Y si posees un alojamiento en la Guayana Francesa que te gustaría poner en alquiler entre dos estancias, nuestro servicio de conserjería se ocupa de todo: consulta nuestra página de propietarios. A ti solo te quedará elegir entre el blaff y el fricasé. Buen provecho, como se dice aquí: “bon apéti, tout moun!”
Preguntas frecuentes
¿Cuál es la diferencia entre un blaff y un fricasé?
El blaff es un pescado escalfado en un court-bouillon claro y cítrico, muy ligero; el fricasé es un pescado (o una carne) guisado en una salsa dorada espesa y colorida a base de cebolla, ajo y tomate. En el plato, el blaff se baña en un caldo translúcido, el fricasé va napado con una salsa ambarina.
¿Qué pescados se usan en la cocina criolla guayanesa?
Los más habituales son el acoupa, el machoiran, la dorada, el coulirou y el tiburón para los pescados de mar, así como las chevrettes (grandes camarones de agua dulce del Maroni). Se encuentran tanto en blaff como en fricasé o en court-bouillon.

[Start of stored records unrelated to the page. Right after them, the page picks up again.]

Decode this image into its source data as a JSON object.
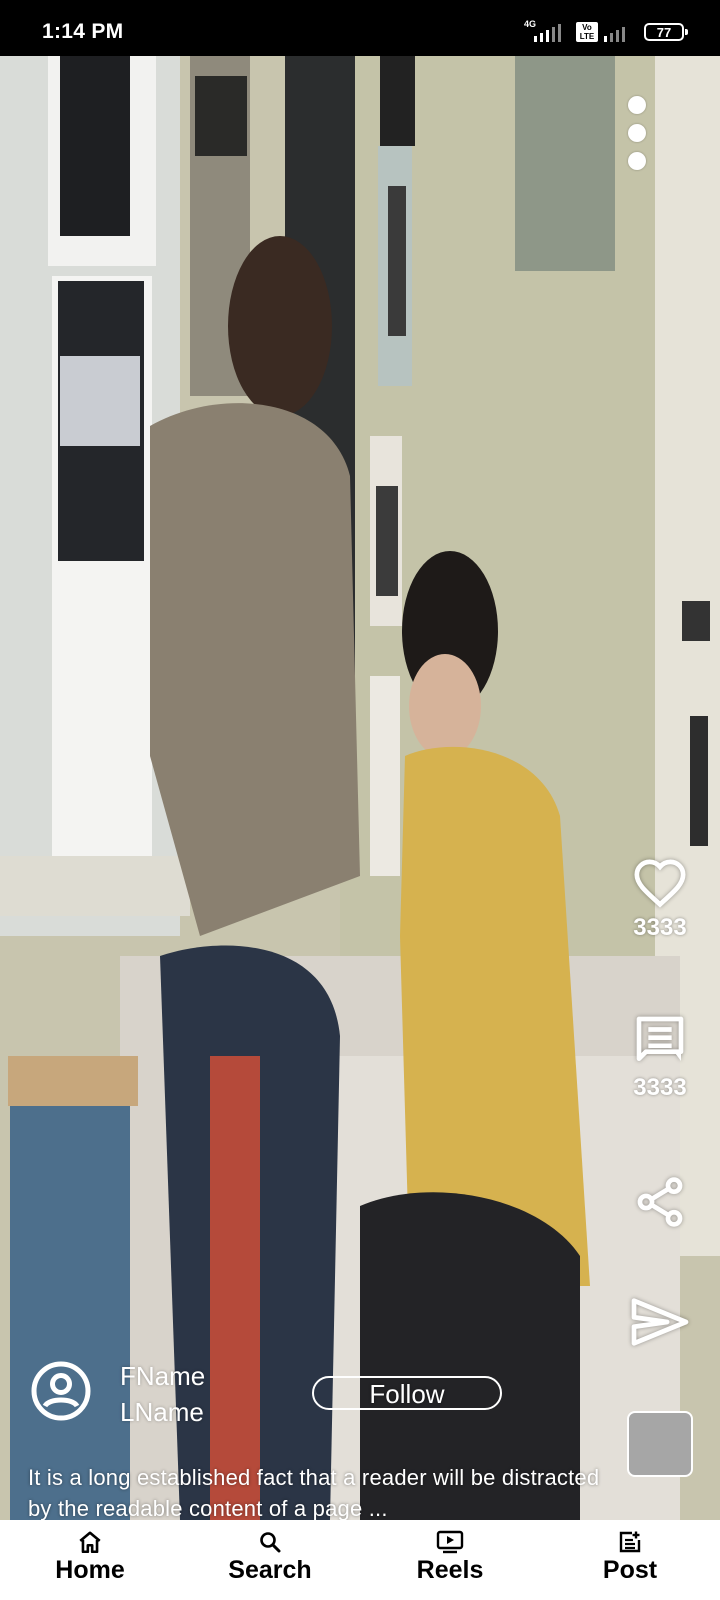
{
  "status_bar": {
    "time": "1:14 PM",
    "network": "4G",
    "volte": "Vo LTE",
    "battery": "77"
  },
  "reel": {
    "likes": "3333",
    "comments": "3333",
    "author": {
      "first_name": "FName",
      "last_name": "LName"
    },
    "follow_label": "Follow",
    "caption": "It is a long established fact that a reader will be distracted by the readable content of a page ..."
  },
  "icons": {
    "menu": "more-vertical-icon",
    "like": "heart-icon",
    "comment": "comment-icon",
    "share": "share-icon",
    "send": "send-icon",
    "avatar": "user-circle-icon"
  },
  "bottom_nav": {
    "items": [
      {
        "label": "Home",
        "icon": "home-icon"
      },
      {
        "label": "Search",
        "icon": "search-icon"
      },
      {
        "label": "Reels",
        "icon": "reels-icon"
      },
      {
        "label": "Post",
        "icon": "post-icon"
      }
    ]
  },
  "colors": {
    "status_bar_bg": "#000000",
    "nav_bg": "#ffffff",
    "overlay_text": "#ffffff",
    "thumbnail": "#a6a6a6"
  }
}
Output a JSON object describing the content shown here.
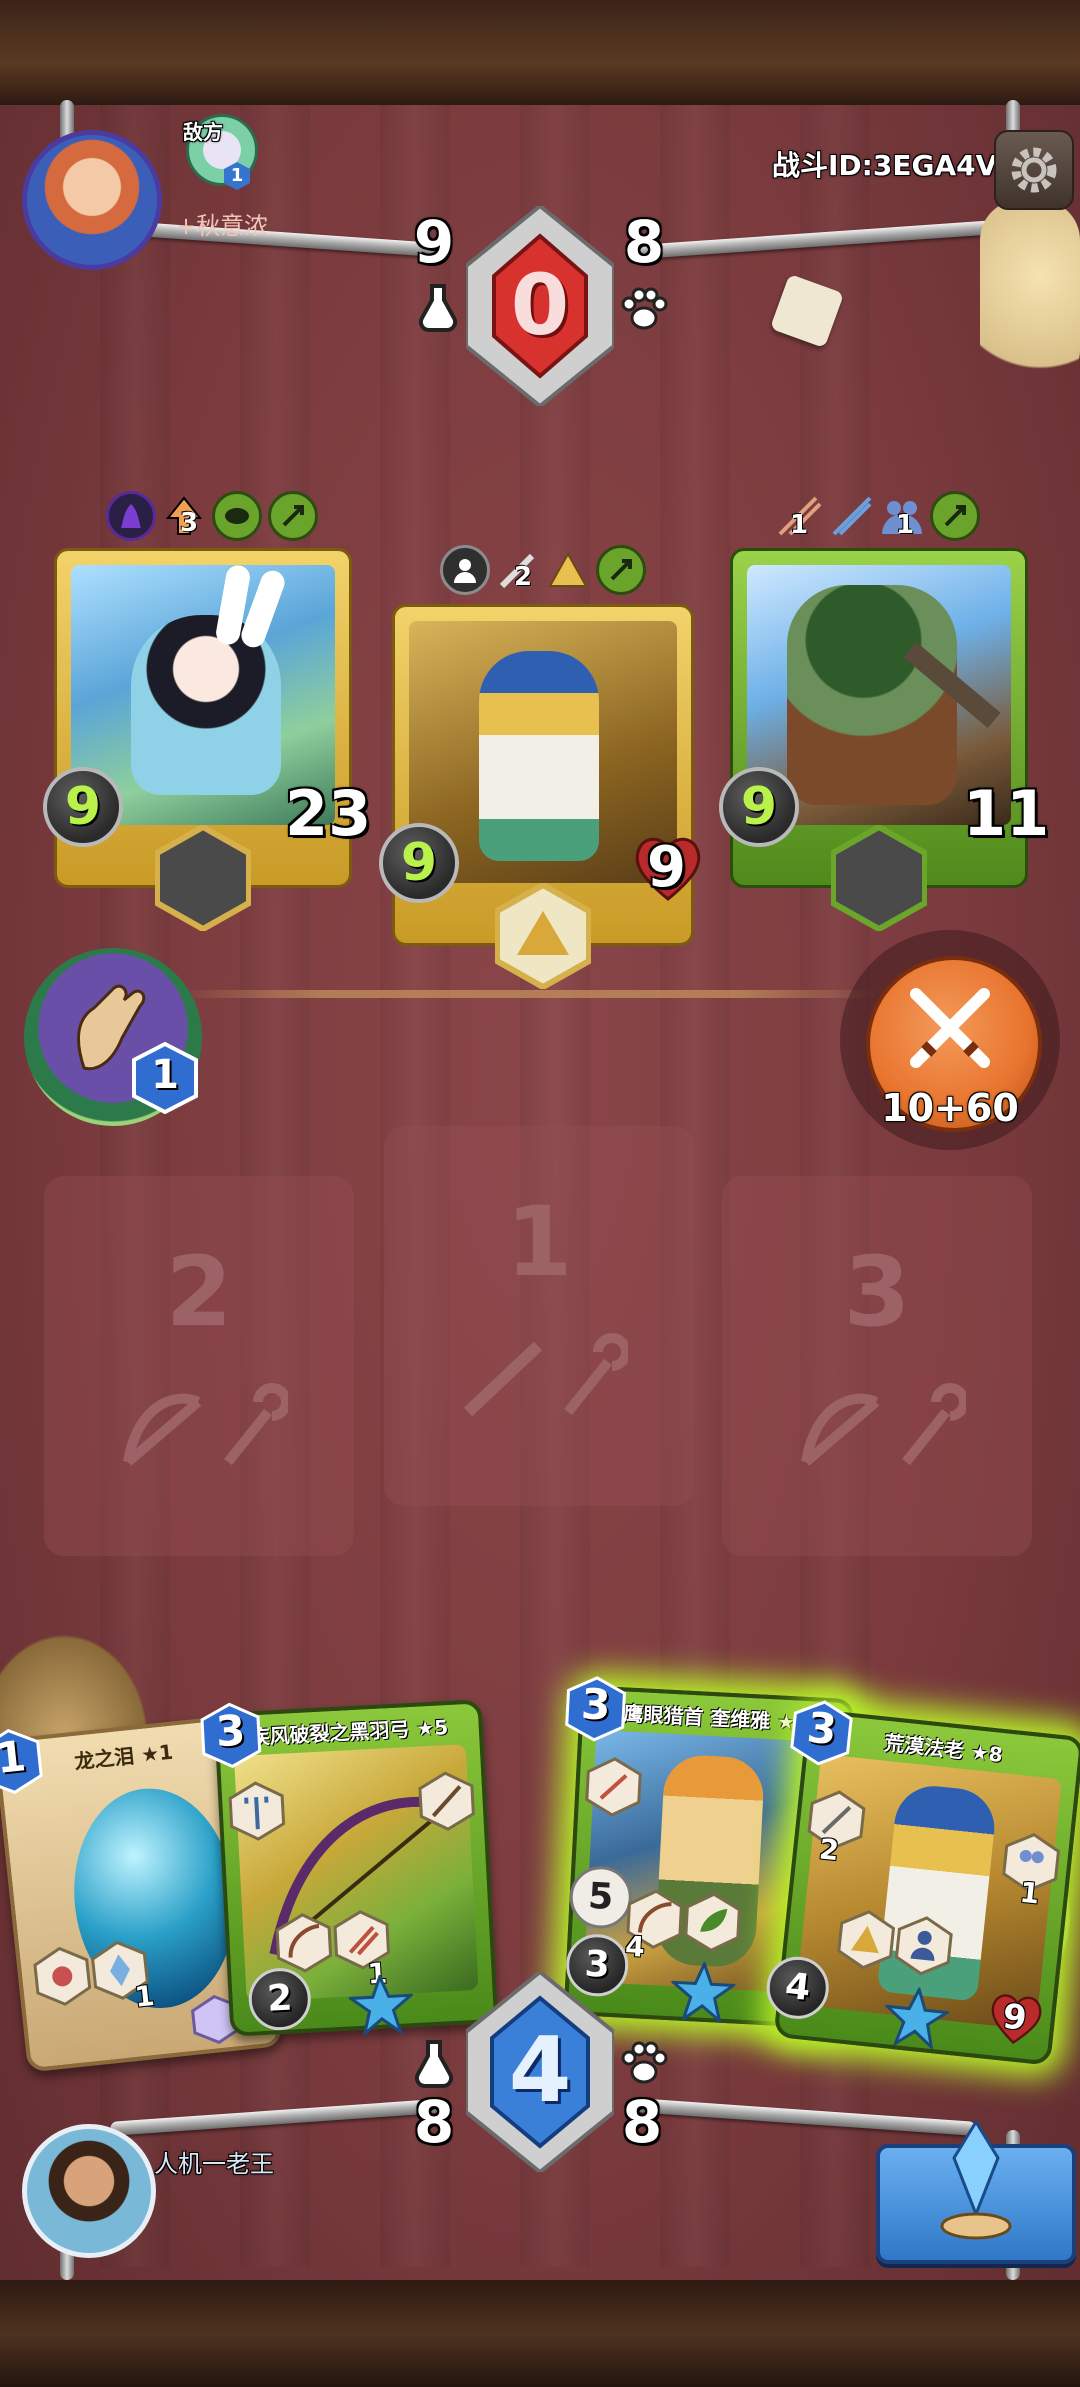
{
  "battle": {
    "id_label": "战斗ID:3EGA4V"
  },
  "enemy": {
    "tag": "敌方",
    "name": "+秋意浓",
    "level_badge": "1",
    "stat_left": "9",
    "stat_right": "8",
    "energy": "0"
  },
  "player": {
    "name": "人机一老王",
    "stat_left": "8",
    "stat_right": "8",
    "energy": "4"
  },
  "enemy_cards": [
    {
      "name": "rabbit-archer",
      "attack": "9",
      "hp": "23",
      "trait_count": "3"
    },
    {
      "name": "pharaoh",
      "attack": "9",
      "hp": "9",
      "trait_count": "2"
    },
    {
      "name": "hunter",
      "attack": "9",
      "hp": "11",
      "trait_left": "1",
      "trait_right": "1"
    }
  ],
  "skill": {
    "cost": "1"
  },
  "attack_button": {
    "label": "10+60"
  },
  "slots": [
    {
      "number": "2"
    },
    {
      "number": "1"
    },
    {
      "number": "3"
    }
  ],
  "hand": [
    {
      "title": "龙之泪 ★1",
      "cost": "1",
      "stat": "1"
    },
    {
      "title": "疾风破裂之黑羽弓 ★5",
      "cost": "3",
      "stat": "1",
      "bottom": "2"
    },
    {
      "title": "鹰眼猎首 奎维雅 ★8",
      "cost": "3",
      "left_a": "5",
      "left_b": "3",
      "stat": "4"
    },
    {
      "title": "荒漠法老 ★8",
      "cost": "3",
      "left": "4",
      "stat": "2",
      "stat2": "1",
      "hp": "9"
    }
  ],
  "colors": {
    "board": "#7b3d40",
    "gold_frame": "#d9b43a",
    "green_frame": "#6aa62a",
    "attack_green": "#b8f24a",
    "attack_orange": "#e8742e",
    "energy_red": "#d8322f",
    "energy_blue": "#3a7fd8"
  }
}
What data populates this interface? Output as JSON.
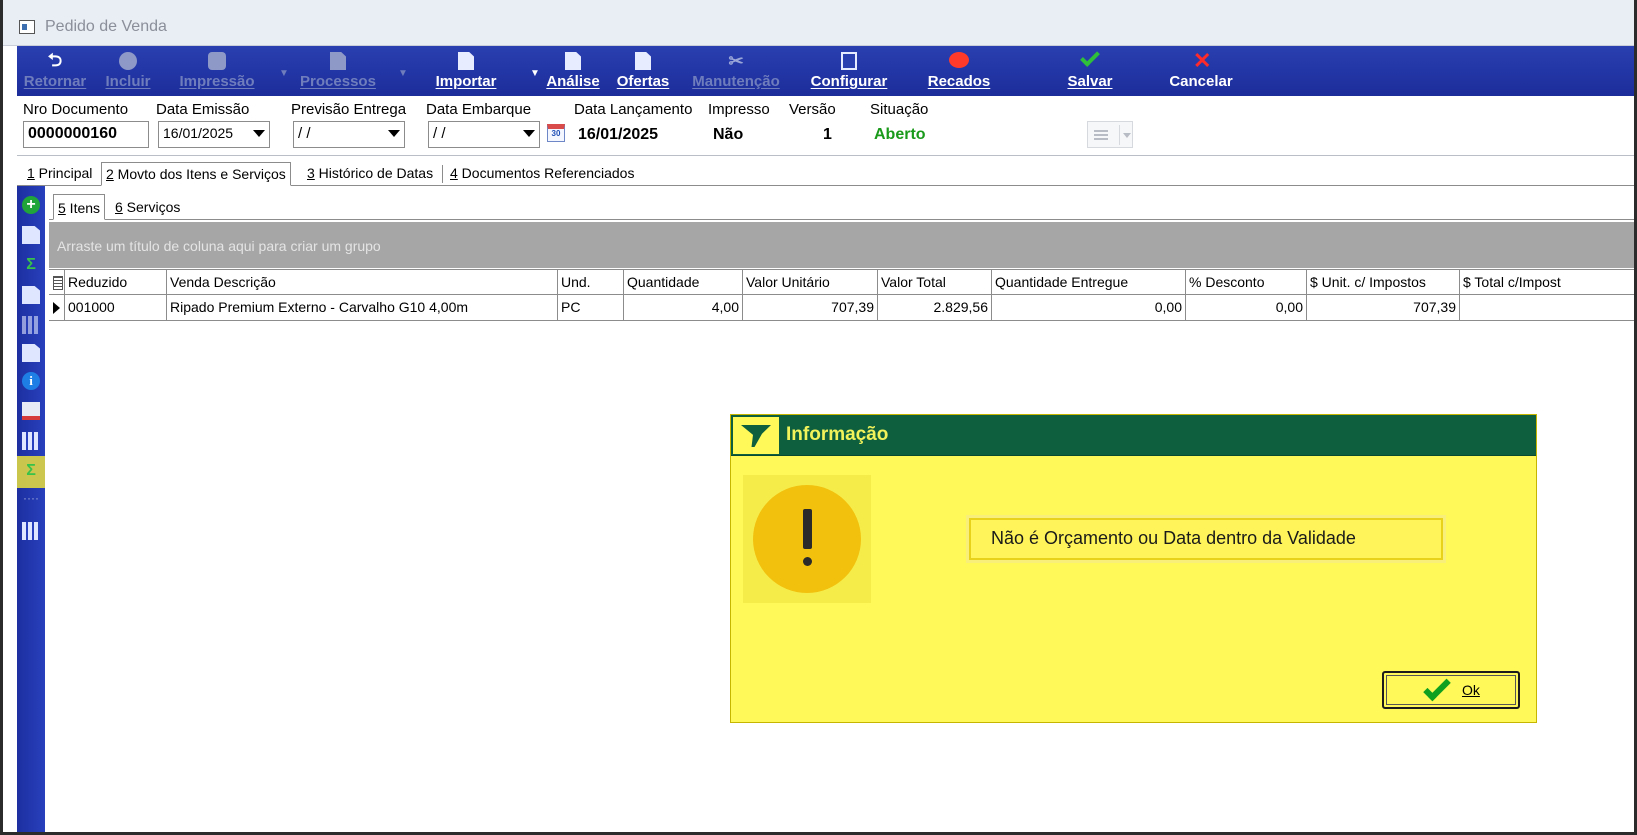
{
  "window": {
    "title": "Pedido de Venda"
  },
  "toolbar": {
    "buttons": [
      {
        "label": "Retornar",
        "icon": "back-arrow-icon",
        "enabled": false
      },
      {
        "label": "Incluir",
        "icon": "plus-circle-icon",
        "enabled": false
      },
      {
        "label": "Impressão",
        "icon": "printer-icon",
        "enabled": false
      },
      {
        "label": "Processos",
        "icon": "gear-doc-icon",
        "enabled": false
      },
      {
        "label": "Importar",
        "icon": "import-doc-icon",
        "enabled": true
      },
      {
        "label": "Análise",
        "icon": "analysis-doc-icon",
        "enabled": true
      },
      {
        "label": "Ofertas",
        "icon": "offers-doc-icon",
        "enabled": true
      },
      {
        "label": "Manutenção",
        "icon": "tools-icon",
        "enabled": false
      },
      {
        "label": "Configurar",
        "icon": "configure-icon",
        "enabled": true
      },
      {
        "label": "Recados",
        "icon": "message-bubble-icon",
        "enabled": true
      },
      {
        "label": "Salvar",
        "icon": "check-icon",
        "enabled": true
      },
      {
        "label": "Cancelar",
        "icon": "cross-icon",
        "enabled": true
      }
    ]
  },
  "header": {
    "nro_documento": {
      "label": "Nro Documento",
      "value": "0000000160"
    },
    "data_emissao": {
      "label": "Data Emissão",
      "value": "16/01/2025"
    },
    "previsao_entrega": {
      "label": "Previsão Entrega",
      "value": " / /"
    },
    "data_embarque": {
      "label": "Data Embarque",
      "value": " / /"
    },
    "data_lancamento": {
      "label": "Data Lançamento",
      "value": "16/01/2025"
    },
    "impresso": {
      "label": "Impresso",
      "value": "Não"
    },
    "versao": {
      "label": "Versão",
      "value": "1"
    },
    "situacao": {
      "label": "Situação",
      "value": "Aberto",
      "color": "#1a9a1a"
    }
  },
  "tabs": [
    {
      "key": "1",
      "label": " Principal",
      "active": false
    },
    {
      "key": "2",
      "label": " Movto dos Itens e Serviços",
      "active": true
    },
    {
      "key": "3",
      "label": " Histórico de Datas",
      "active": false
    },
    {
      "key": "4",
      "label": " Documentos Referenciados",
      "active": false
    }
  ],
  "subtabs": [
    {
      "key": "5",
      "label": " Itens",
      "active": true
    },
    {
      "key": "6",
      "label": " Serviços",
      "active": false
    }
  ],
  "grid": {
    "group_hint": "Arraste um título de coluna aqui para criar um grupo",
    "columns": [
      "Reduzido",
      "Venda Descrição",
      "Und.",
      "Quantidade",
      "Valor Unitário",
      "Valor Total",
      "Quantidade Entregue",
      "% Desconto",
      "$ Unit. c/ Impostos",
      "$ Total c/Impost"
    ],
    "rows": [
      [
        "001000",
        "Ripado Premium Externo - Carvalho G10 4,00m",
        "PC",
        "4,00",
        "707,39",
        "2.829,56",
        "0,00",
        "0,00",
        "707,39",
        ""
      ]
    ]
  },
  "dialog": {
    "title": "Informação",
    "message": "Não é Orçamento ou Data dentro da Validade",
    "ok_label": "Ok",
    "icon": "warning-exclamation-icon",
    "accent": "#0e5f3e",
    "background": "#fffa5a"
  }
}
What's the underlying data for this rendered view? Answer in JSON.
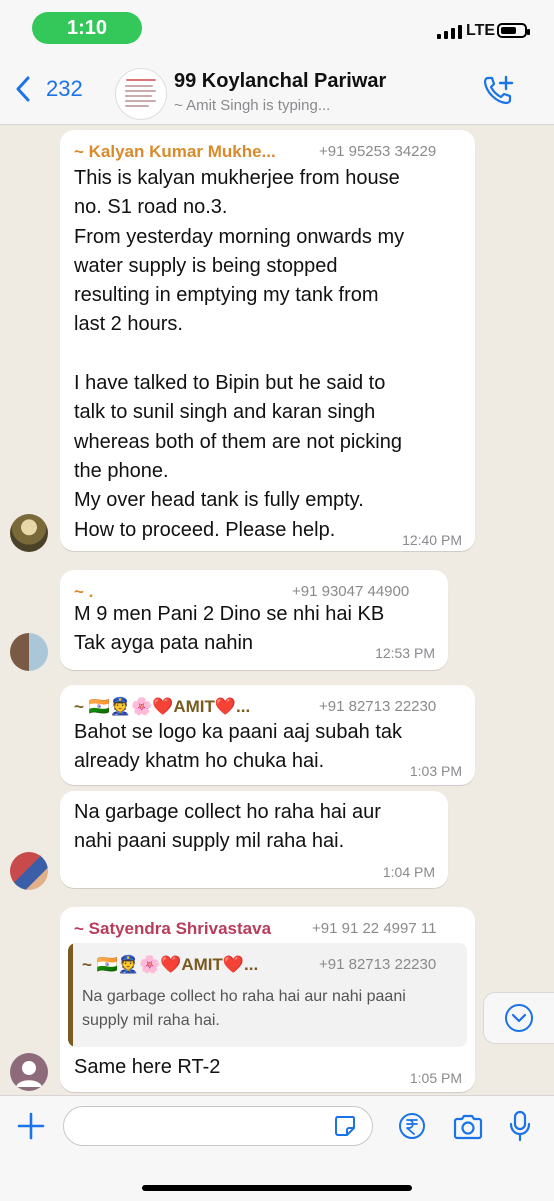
{
  "status_bar": {
    "time": "1:10",
    "network": "LTE"
  },
  "header": {
    "back_count": "232",
    "title": "99 Koylanchal Pariwar",
    "subtitle": "~ Amit Singh is typing..."
  },
  "messages": [
    {
      "sender": "~ Kalyan Kumar Mukhe...",
      "sender_color": "#d98a2b",
      "phone": "+91 95253 34229",
      "text": "This is kalyan mukherjee from house\nno. S1 road no.3.\nFrom yesterday morning onwards my\nwater supply is being stopped\nresulting in emptying my tank from\nlast 2 hours.\n\nI have talked to Bipin but he said to\ntalk to sunil singh and karan singh\nwhereas both of them are not picking\nthe phone.\nMy over head tank is fully empty.\nHow to proceed. Please help.",
      "time": "12:40 PM"
    },
    {
      "sender": "~ .",
      "sender_color": "#d98a2b",
      "phone": "+91 93047 44900",
      "text": "M 9 men Pani 2 Dino se nhi hai  KB\nTak ayga pata nahin",
      "time": "12:53 PM"
    },
    {
      "sender": "~ 🇮🇳👮🌸❤️AMIT❤️...",
      "sender_color": "#7a5a1f",
      "phone": "+91 82713 22230",
      "text": "Bahot se logo ka paani aaj subah tak\nalready khatm ho chuka hai.",
      "time": "1:03 PM"
    },
    {
      "text": "Na garbage collect ho raha hai aur\nnahi paani supply mil raha hai.",
      "time": "1:04 PM"
    },
    {
      "sender": "~ Satyendra Shrivastava",
      "sender_color": "#b83d5a",
      "phone": "+91 91 22 4997 11",
      "quote": {
        "sender": "~ 🇮🇳👮🌸❤️AMIT❤️...",
        "phone": "+91 82713 22230",
        "text": "Na garbage collect ho raha hai aur nahi paani\nsupply mil raha hai."
      },
      "text": "Same here RT-2",
      "time": "1:05 PM"
    }
  ],
  "composer": {
    "placeholder": ""
  },
  "icons": [
    "back-chevron-icon",
    "add-call-icon",
    "scroll-down-icon",
    "plus-icon",
    "sticker-icon",
    "rupee-icon",
    "camera-icon",
    "microphone-icon"
  ]
}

¿Dónde comer criollo barato en Cayena?
El mercado de Cayena (rue Mole, miércoles, viernes y sábado por la mañana) ofrece bandejas generosas de blaff o de fricasé por 8 a 12 €. Los ti-restos en torno a la plaza des Palmistes sirven un plato del día entre 12 y 16 € al mediodía entre semana. Llega antes de las 10:30, los mejores platos se van rápido.
¿Cuál es la mejor época para venir a comer criollo a la Guayana Francesa?
De mediados de julio a mediados de noviembre, en la estación seca: las carreteras son transitables, los mercados animados y el clima más agradable para combinar gastronomía y excursiones. Piensa en la vacuna contra la fiebre amarilla, obligatoria para entrar en la Guayana Francesa.